The U.S. and China have been trading barbs over the last several months with a new round of criticism coming this week, as both countries’ trade officials met to discuss contentious issues surrounding imports and exports. As the two sides begin trying to sort out issues stemming from their massive trade deficits, some worry that the threat of a trade war between the United States and China has been averted. But, the potential for an inevitable trade war is not gone, nor will it be easily defeated, according to former U.S. ambassador to China, Jon Huntsman.
China does have an unfair advantage on the trade front. They produce more crude oil than almost all of the rest of the world combined. While many have pointed out that China’s prices are still fairly high relative to other markets, China is by far the largest importer of crude oil. Crude oil imports from other nations now represent almost half of China’s total crude oil imports.
While China is known for their production of frac sand oil and similar natural gas liquids, they do import from a few foreign nations as well. The United States is one of these nations. So, while there are some trade disputes between the United States and China, it is only because of the differences in their dependence on crude oil imports.
If crude oil were the only area of trade, and the United States was the only nation exporting natural gas liquids, this would not be such a big deal. However, even the United States of America has a problem in China. China is currently the number two producer of natural gas liquids and second largest consumer of those same gases.
China has been importing natural gas liquids from Russia, although China has increased their production over the last few years. What China is buying from Russia in many cases is actually water that is extracted using harsh chemicals. Water used in water treatment plants, in addition to cracking or surface water extraction.
Meanwhile, China is also buying frac sand oil from Canada. The United States is also a buyer of this oil, but China purchases more of this crude oil than any other nation.
With these two countries’ vast oil reserves combined, the United States is somewhat isolated when it comes to oil exports. China can literally meet their entire demand for natural gas liquids with the imports from Canada and Russia. Not only is this an issue from a marketing perspective, but this is a source of concern as well.
Of course, China’s oil import dependence does come with problems. That nation imports gasoline from many different nations and will always be dependent on other nations for their crude oil needs. With this in mind, the Chinese have bought many strategic oil assets and they have invested billions of dollars in exploration and development, as well as new technologies.

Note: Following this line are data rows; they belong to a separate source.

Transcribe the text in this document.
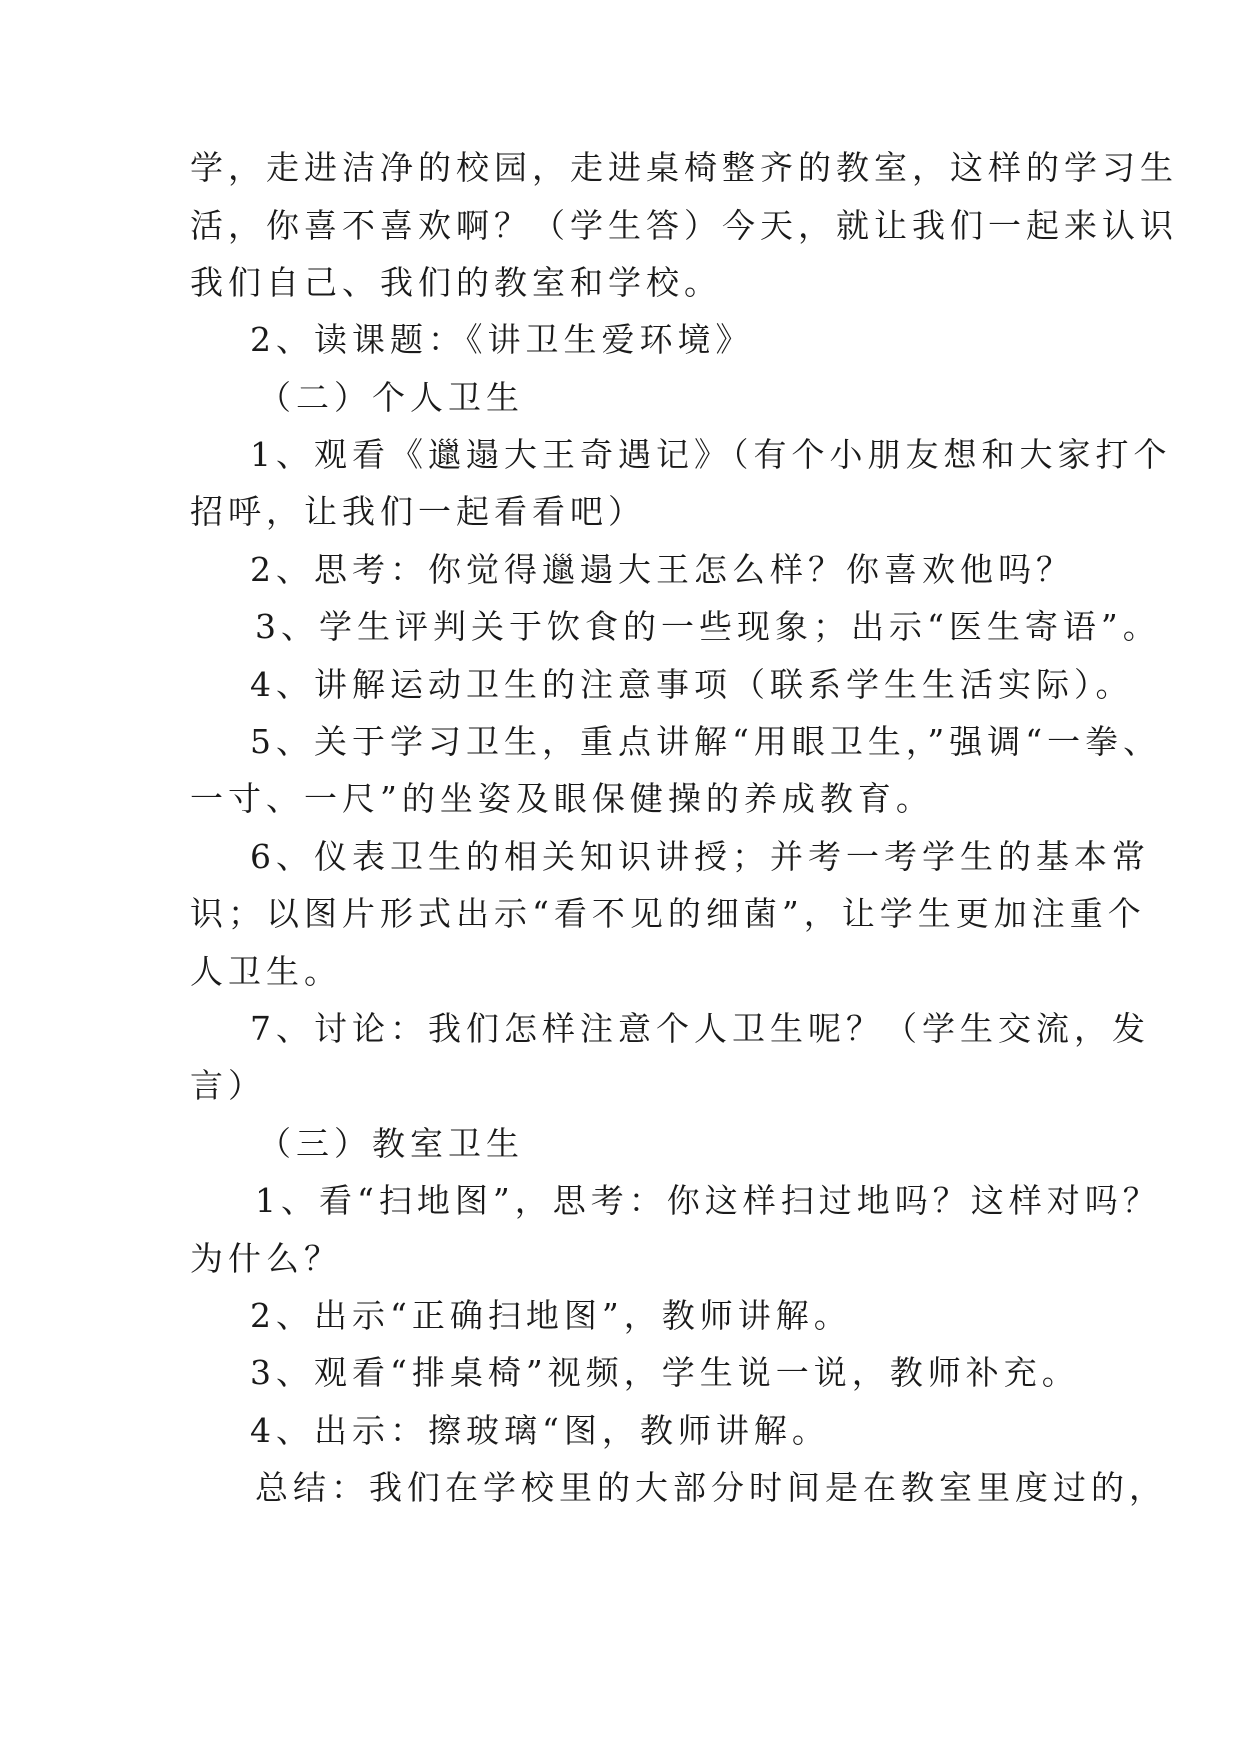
学，走进洁净的校园，走进桌椅整齐的教室，这样的学习生
活，你喜不喜欢啊？（学生答）今天，就让我们一起来认识
我们自己、我们的教室和学校。
2、读课题：《讲卫生爱环境》
（二）个人卫生
1、观看《邋遢大王奇遇记》（有个小朋友想和大家打个
招呼，让我们一起看看吧）
2、思考：你觉得邋遢大王怎么样？你喜欢他吗？
3、学生评判关于饮食的一些现象；出示“医生寄语”。
4、讲解运动卫生的注意事项（联系学生生活实际）。
5、关于学习卫生，重点讲解“用眼卫生，”强调“一拳、
一寸、一尺”的坐姿及眼保健操的养成教育。
6、仪表卫生的相关知识讲授；并考一考学生的基本常
识；以图片形式出示“看不见的细菌”，让学生更加注重个
人卫生。
7、讨论：我们怎样注意个人卫生呢？（学生交流，发
言）
（三）教室卫生
1、看“扫地图”，思考：你这样扫过地吗？这样对吗？
为什么？
2、出示“正确扫地图”，教师讲解。
3、观看“排桌椅”视频，学生说一说，教师补充。
4、出示：擦玻璃“图，教师讲解。
总结：我们在学校里的大部分时间是在教室里度过的，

Indeed, China has become one of the world’s leaders in developing and exploring a new source of energy. That nation has a lot riding on the outcome of the emerging oil and gas sector. If oil prices remain high, so will their dependence on foreign sources.
Meanwhile, a new way of distributing energy from wind and solar power, means that China may get more benefit from its investment in a renewable energy source that meets their needs. As a result, the future of those nations in which China has made significant investments in oil and gas is more uncertain.
At the same time, there are fears that the United States will suffer a severe oil shortage if oil prices continue to rise. These fears are nothing new. Indeed, they have been brewing for quite some time now, especially following the Arab Spring, and have finally culminated in the recent “Long March” of the Iranians, who are using economic pressure tactics to try to impose their will on the international community.
In short, the oil market scenario will impact the United States, and ultimately the rest of the world. Not all of that will be good. however, there is a silver lining in that there will be less imported oil, and a more domestic source of energy for domestic use.